Ulasan Film: Dumbo
Seperti semua animasi Disney yang dirilis kembali dalam bentuk live-action, Dumbo punya akar cerita yang klasik namun situasi dan konfliknya dibuat lebih nyata serta rumit. Dari bagaimana Dumbo tercipta, sudah dibuat lebih nyata.
Kalau dalam versi animasi delapan dekade lalu ia merupakan kado yang diantarkan burung bangau untuk seekor gajah bernama Mrs. Jumbo, kini ia terlahir dari seekor gajah milik Max Medici (diperankan Danny DeVito), seorang pemilik sirkus. Medici berharap kehadiran Dumbo dapat menjadi daya tarik utama arena sirkusnya yang mulai kehilangan penonton.
Ia pun menunjuk Holt Farier (Collin Farrel), seorang mantan koboi sirkus, bersama anak-anaknya untuk menjaga dan melatih bayi gajah tersebut agar siap pentas.
Namun harapan itu pupus setelah melihat Dumbo terlahir dengan telinga yang sangat besar dan justru menjadi ejekan penonton. Sang ibu gajah pun marah melihat bayinya diperlakukan seperti itu, hingga akhirnya mengamuk dan memporak-porandakan arena sirkus.
Akan tetapi, kondisi sirkus yang sedang berada di ambang keterpurukan mendadak berubah saat kemampuan tersembunyi Dumbo untuk terbang akhirnya terungkap. Dumbo pun jadi primadona. Ia bahkan turut menarik pengusaha hiburan tersohor V.A Vandervere (Michael Keaton) yang berambisi menjadikan Dumbo bintang baru di arena bermain miliknya, Dreamland.
Di balik kegembiraan setiap orang, Dumbo sendiri harus menghadapi situasi berat usai dipisahkan dari ibunya yang dianggap gajah gila.
Bila dibandingkan film animasinya, versi terbaru Dumbo bisa dikatakan lebih baik.
Pertama, dari segi pesan yang dibawa, film ini memperlihatkan bagaimana tersiksanya hewan di balik pertunjukan sirkus.
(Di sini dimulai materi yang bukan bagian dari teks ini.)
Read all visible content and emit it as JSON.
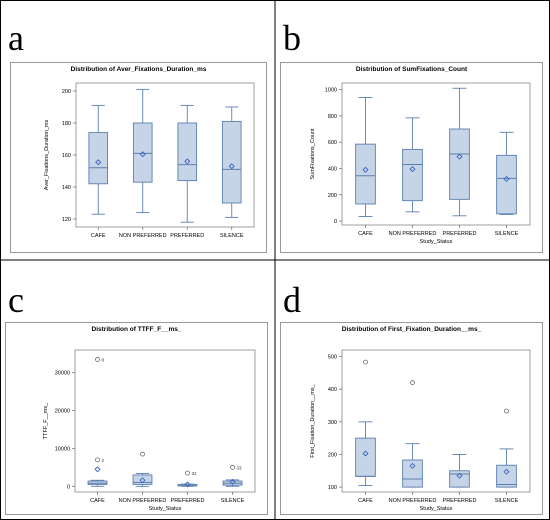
{
  "figure": {
    "colors": {
      "box_fill": "#c5d4e6",
      "box_stroke": "#5b7fb0",
      "mean_marker": "#3b63c4",
      "outlier": "#555555",
      "grid_line": "#000000"
    }
  },
  "panels": [
    {
      "letter": "a",
      "chart_data": {
        "type": "box",
        "title": "Distribution of Aver_Fixations_Duration_ms",
        "xlabel": "",
        "ylabel": "Aver_Fixations_Duration_ms",
        "categories": [
          "CAFE",
          "NON PREFERRED",
          "PREFERRED",
          "SILENCE"
        ],
        "ylim": [
          115,
          205
        ],
        "yticks": [
          120,
          140,
          160,
          180,
          200
        ],
        "boxes": [
          {
            "min": 123,
            "q1": 142,
            "median": 152,
            "q3": 174,
            "max": 191,
            "mean": 155.5,
            "outliers": []
          },
          {
            "min": 124,
            "q1": 143,
            "median": 161,
            "q3": 180,
            "max": 201,
            "mean": 160.5,
            "outliers": []
          },
          {
            "min": 118,
            "q1": 144,
            "median": 154,
            "q3": 180,
            "max": 191,
            "mean": 156,
            "outliers": []
          },
          {
            "min": 121,
            "q1": 130,
            "median": 151,
            "q3": 181,
            "max": 190,
            "mean": 153,
            "outliers": []
          }
        ]
      }
    },
    {
      "letter": "b",
      "chart_data": {
        "type": "box",
        "title": "Distribution of SumFixations_Count",
        "xlabel": "Study_Status",
        "ylabel": "SumFixations_Count",
        "categories": [
          "CAFE",
          "NON PREFERRED",
          "PREFERRED",
          "SILENCE"
        ],
        "ylim": [
          -30,
          1050
        ],
        "yticks": [
          0,
          200,
          400,
          600,
          800,
          1000
        ],
        "boxes": [
          {
            "min": 35,
            "q1": 130,
            "median": 345,
            "q3": 585,
            "max": 940,
            "mean": 390,
            "outliers": []
          },
          {
            "min": 70,
            "q1": 155,
            "median": 430,
            "q3": 545,
            "max": 785,
            "mean": 395,
            "outliers": []
          },
          {
            "min": 40,
            "q1": 165,
            "median": 510,
            "q3": 700,
            "max": 1010,
            "mean": 490,
            "outliers": []
          },
          {
            "min": 50,
            "q1": 55,
            "median": 325,
            "q3": 500,
            "max": 675,
            "mean": 320,
            "outliers": []
          }
        ]
      }
    },
    {
      "letter": "c",
      "chart_data": {
        "type": "box",
        "title": "Distribution of TTFF_F__ms_",
        "xlabel": "Study_Status",
        "ylabel": "TTFF_F__ms_",
        "categories": [
          "CAFE",
          "NON PREFERRED",
          "PREFERRED",
          "SILENCE"
        ],
        "ylim": [
          -1500,
          36000
        ],
        "yticks": [
          0,
          10000,
          20000,
          30000
        ],
        "boxes": [
          {
            "min": 0,
            "q1": 500,
            "median": 800,
            "q3": 1400,
            "max": 1600,
            "mean": 4500,
            "outliers": [
              {
                "value": 33500,
                "label": "8"
              },
              {
                "value": 7000,
                "label": "2"
              }
            ]
          },
          {
            "min": 0,
            "q1": 500,
            "median": 1000,
            "q3": 3000,
            "max": 3400,
            "mean": 1600,
            "outliers": [
              {
                "value": 8500,
                "label": ""
              }
            ]
          },
          {
            "min": 0,
            "q1": 100,
            "median": 200,
            "q3": 500,
            "max": 600,
            "mean": 500,
            "outliers": [
              {
                "value": 3500,
                "label": "32"
              }
            ]
          },
          {
            "min": 0,
            "q1": 300,
            "median": 800,
            "q3": 1400,
            "max": 1700,
            "mean": 1200,
            "outliers": [
              {
                "value": 5000,
                "label": "33"
              }
            ]
          }
        ]
      }
    },
    {
      "letter": "d",
      "chart_data": {
        "type": "box",
        "title": "Distribution of First_Fixation_Duration__ms_",
        "xlabel": "Study_Status",
        "ylabel": "First_Fixation_Duration__ms_",
        "categories": [
          "CAFE",
          "NON PREFERRED",
          "PREFERRED",
          "SILENCE"
        ],
        "ylim": [
          85,
          520
        ],
        "yticks": [
          100,
          200,
          300,
          400,
          500
        ],
        "boxes": [
          {
            "min": 105,
            "q1": 133,
            "median": 133,
            "q3": 250,
            "max": 300,
            "mean": 203,
            "outliers": [
              {
                "value": 483,
                "label": ""
              }
            ]
          },
          {
            "min": 100,
            "q1": 100,
            "median": 125,
            "q3": 183,
            "max": 233,
            "mean": 165,
            "outliers": [
              {
                "value": 420,
                "label": ""
              }
            ]
          },
          {
            "min": 100,
            "q1": 100,
            "median": 140,
            "q3": 150,
            "max": 200,
            "mean": 135,
            "outliers": []
          },
          {
            "min": 100,
            "q1": 100,
            "median": 108,
            "q3": 167,
            "max": 217,
            "mean": 147,
            "outliers": [
              {
                "value": 333,
                "label": ""
              }
            ]
          }
        ]
      }
    }
  ]
}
Poin ini setidaknya cukup membuka mata bahwa kita tak sepatutnya bergembira bila menyaksikan pertunjukan hewan di arena sirkus.
Ditampilkan pula gambaran ikatan antara ibu dan anak yang sangat menyentuh, meski mereka dua ekor gajah. Mata biru Dumbo berbicara begitu dalam saat ia harus terpisah dari ibunya.
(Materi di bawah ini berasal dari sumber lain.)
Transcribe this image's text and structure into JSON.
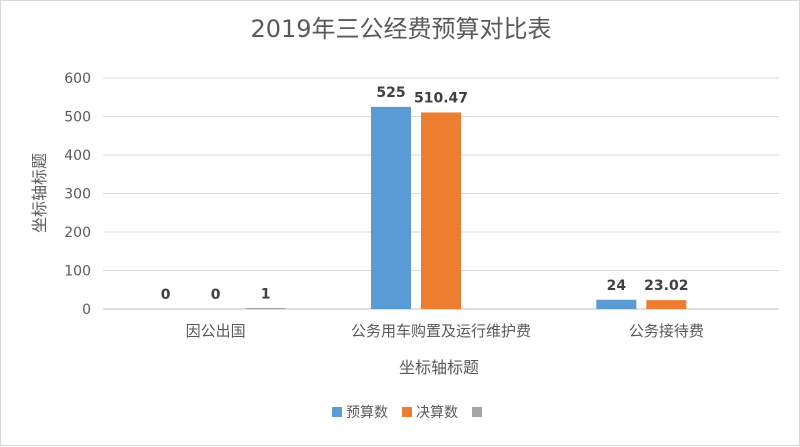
{
  "chart_data": {
    "type": "bar",
    "title": "2019年三公经费预算对比表",
    "xlabel": "坐标轴标题",
    "ylabel": "坐标轴标题",
    "categories": [
      "因公出国",
      "公务用车购置及运行维护费",
      "公务接待费"
    ],
    "series": [
      {
        "name": "预算数",
        "values": [
          0,
          525,
          24
        ],
        "labels": [
          "0",
          "525",
          "24"
        ],
        "color": "#5b9bd5"
      },
      {
        "name": "决算数",
        "values": [
          0,
          510.47,
          23.02
        ],
        "labels": [
          "0",
          "510.47",
          "23.02"
        ],
        "color": "#ed7d31"
      },
      {
        "name": "",
        "values": [
          1,
          null,
          null
        ],
        "labels": [
          "1",
          "",
          ""
        ],
        "color": "#a5a5a5"
      }
    ],
    "ylim": [
      0,
      600
    ],
    "yticks": [
      0,
      100,
      200,
      300,
      400,
      500,
      600
    ],
    "grid": true,
    "legend_position": "bottom"
  }
}
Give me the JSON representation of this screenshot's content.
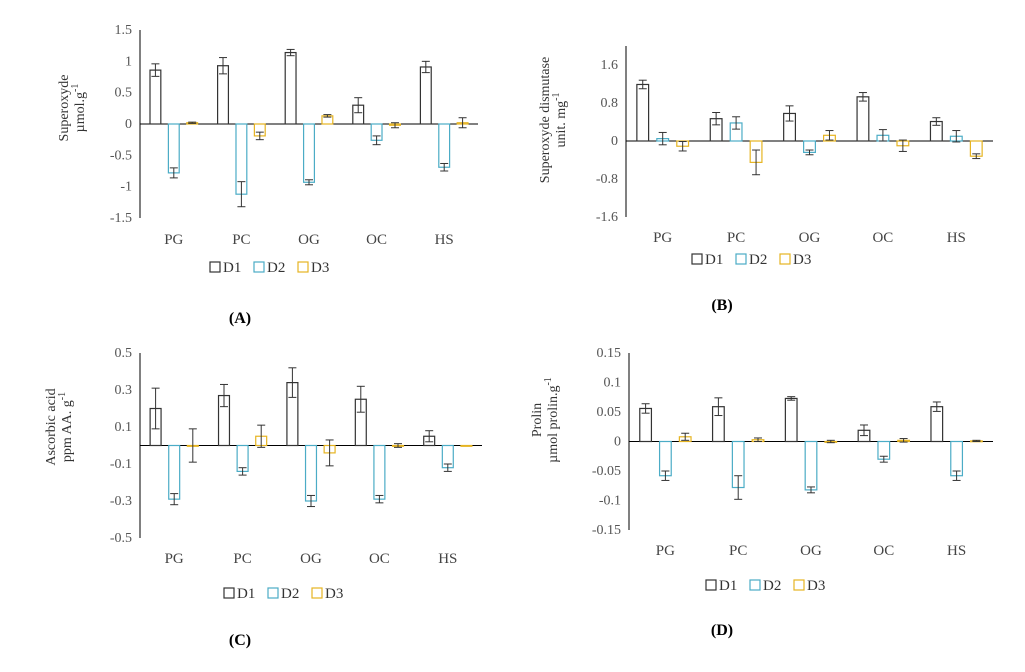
{
  "colors": {
    "D1": "#333333",
    "D2": "#4BACC6",
    "D3": "#E6B422",
    "axis": "#000000"
  },
  "legend": [
    "D1",
    "D2",
    "D3"
  ],
  "chart_data": [
    {
      "type": "bar",
      "panel_label": "(A)",
      "ylabel_lines": [
        "Superoxyde",
        "µmol.g",
        "-1"
      ],
      "ylim": [
        -1.5,
        1.5
      ],
      "yticks": [
        -1.5,
        -1,
        -0.5,
        0,
        0.5,
        1,
        1.5
      ],
      "ytick_labels": [
        "-1.5",
        "-1",
        "-0.5",
        "0",
        "0.5",
        "1",
        "1.5"
      ],
      "categories": [
        "PG",
        "PC",
        "OG",
        "OC",
        "HS"
      ],
      "series": [
        {
          "name": "D1",
          "values": [
            0.86,
            0.93,
            1.14,
            0.3,
            0.91
          ],
          "errors": [
            0.1,
            0.13,
            0.05,
            0.12,
            0.09
          ]
        },
        {
          "name": "D2",
          "values": [
            -0.78,
            -1.12,
            -0.93,
            -0.26,
            -0.69
          ],
          "errors": [
            0.08,
            0.2,
            0.04,
            0.07,
            0.06
          ]
        },
        {
          "name": "D3",
          "values": [
            0.02,
            -0.19,
            0.13,
            -0.02,
            0.02
          ],
          "errors": [
            0.01,
            0.06,
            0.02,
            0.04,
            0.08
          ]
        }
      ]
    },
    {
      "type": "bar",
      "panel_label": "(B)",
      "ylabel_lines": [
        "Superoxyde dismutase",
        "unit. mg",
        "-1"
      ],
      "ylim": [
        -1.6,
        2.0
      ],
      "yticks": [
        -1.6,
        -0.8,
        0,
        0.8,
        1.6
      ],
      "ytick_labels": [
        "-1.6",
        "-0.8",
        "0",
        "0.8",
        "1.6"
      ],
      "categories": [
        "PG",
        "PC",
        "OG",
        "OC",
        "HS"
      ],
      "series": [
        {
          "name": "D1",
          "values": [
            1.19,
            0.47,
            0.58,
            0.93,
            0.41
          ],
          "errors": [
            0.09,
            0.13,
            0.16,
            0.09,
            0.08
          ]
        },
        {
          "name": "D2",
          "values": [
            0.05,
            0.38,
            -0.24,
            0.12,
            0.1
          ],
          "errors": [
            0.13,
            0.13,
            0.05,
            0.12,
            0.12
          ]
        },
        {
          "name": "D3",
          "values": [
            -0.11,
            -0.45,
            0.12,
            -0.1,
            -0.32
          ],
          "errors": [
            0.1,
            0.26,
            0.1,
            0.12,
            0.05
          ]
        }
      ]
    },
    {
      "type": "bar",
      "panel_label": "(C)",
      "ylabel_lines": [
        "Ascorbic acid",
        "ppm AA. g",
        "-1"
      ],
      "ylim": [
        -0.5,
        0.5
      ],
      "yticks": [
        -0.5,
        -0.3,
        -0.1,
        0.1,
        0.3,
        0.5
      ],
      "ytick_labels": [
        "-0.5",
        "-0.3",
        "-0.1",
        "0.1",
        "0.3",
        "0.5"
      ],
      "categories": [
        "PG",
        "PC",
        "OG",
        "OC",
        "HS"
      ],
      "series": [
        {
          "name": "D1",
          "values": [
            0.2,
            0.27,
            0.34,
            0.25,
            0.05
          ],
          "errors": [
            0.11,
            0.06,
            0.08,
            0.07,
            0.03
          ]
        },
        {
          "name": "D2",
          "values": [
            -0.29,
            -0.14,
            -0.3,
            -0.29,
            -0.12
          ],
          "errors": [
            0.03,
            0.02,
            0.03,
            0.02,
            0.02
          ]
        },
        {
          "name": "D3",
          "values": [
            0.0,
            0.05,
            -0.04,
            0.0,
            0.0
          ],
          "errors": [
            0.09,
            0.06,
            0.07,
            0.01,
            0.0
          ]
        }
      ]
    },
    {
      "type": "bar",
      "panel_label": "(D)",
      "ylabel_lines": [
        "Prolin",
        "µmol prolin.g",
        "-1"
      ],
      "ylim": [
        -0.15,
        0.15
      ],
      "yticks": [
        -0.15,
        -0.1,
        -0.05,
        0,
        0.05,
        0.1,
        0.15
      ],
      "ytick_labels": [
        "-0.15",
        "-0.1",
        "-0.05",
        "0",
        "0.05",
        "0.1",
        "0.15"
      ],
      "categories": [
        "PG",
        "PC",
        "OG",
        "OC",
        "HS"
      ],
      "series": [
        {
          "name": "D1",
          "values": [
            0.056,
            0.059,
            0.073,
            0.019,
            0.059
          ],
          "errors": [
            0.008,
            0.015,
            0.003,
            0.009,
            0.008
          ]
        },
        {
          "name": "D2",
          "values": [
            -0.058,
            -0.078,
            -0.082,
            -0.03,
            -0.058
          ],
          "errors": [
            0.008,
            0.02,
            0.005,
            0.005,
            0.008
          ]
        },
        {
          "name": "D3",
          "values": [
            0.008,
            0.003,
            0.0,
            0.002,
            0.001
          ],
          "errors": [
            0.006,
            0.003,
            0.002,
            0.003,
            0.001
          ]
        }
      ]
    }
  ]
}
Sayangnya, pengembangan cerita yang ditulis terasa kurang berkesan dan dieksplorasi dengan baik. Alur cerita dipenuhi konflik yang membosankan sekaligus mudah ditebak. Penonton pun kurang dikasih kesempatan mengenal lebih dalam dan larut pada apa yang dialami karakter di film ini. Alih-alih, justru dihantam konflik bertubi-tubi.
Pada akhirnya, sisi emosional di film ini pun nanggung. Belum sepenuhnya ikut bersedih dengan situasi atau jatuh cinta pada karakternya, penonton sudah dihadapi konflik baru.
Beruntung, Burton membawa karakter Dumbo sebagai sosok menggemaskan yang kemunculannya cukup ditunggu. Dan mungkin, itu faktor yang membuat penonton bertahan sampai selesai.
Selebihnya, suguhan menarik dari arahan sutradara film-film fantasi seperti Alice in Wonderland hingga Charlie and Chocolate Factory ini rasanya hanya dari sinematografi yang indah serta deretan nama aktor dan aktris ternama.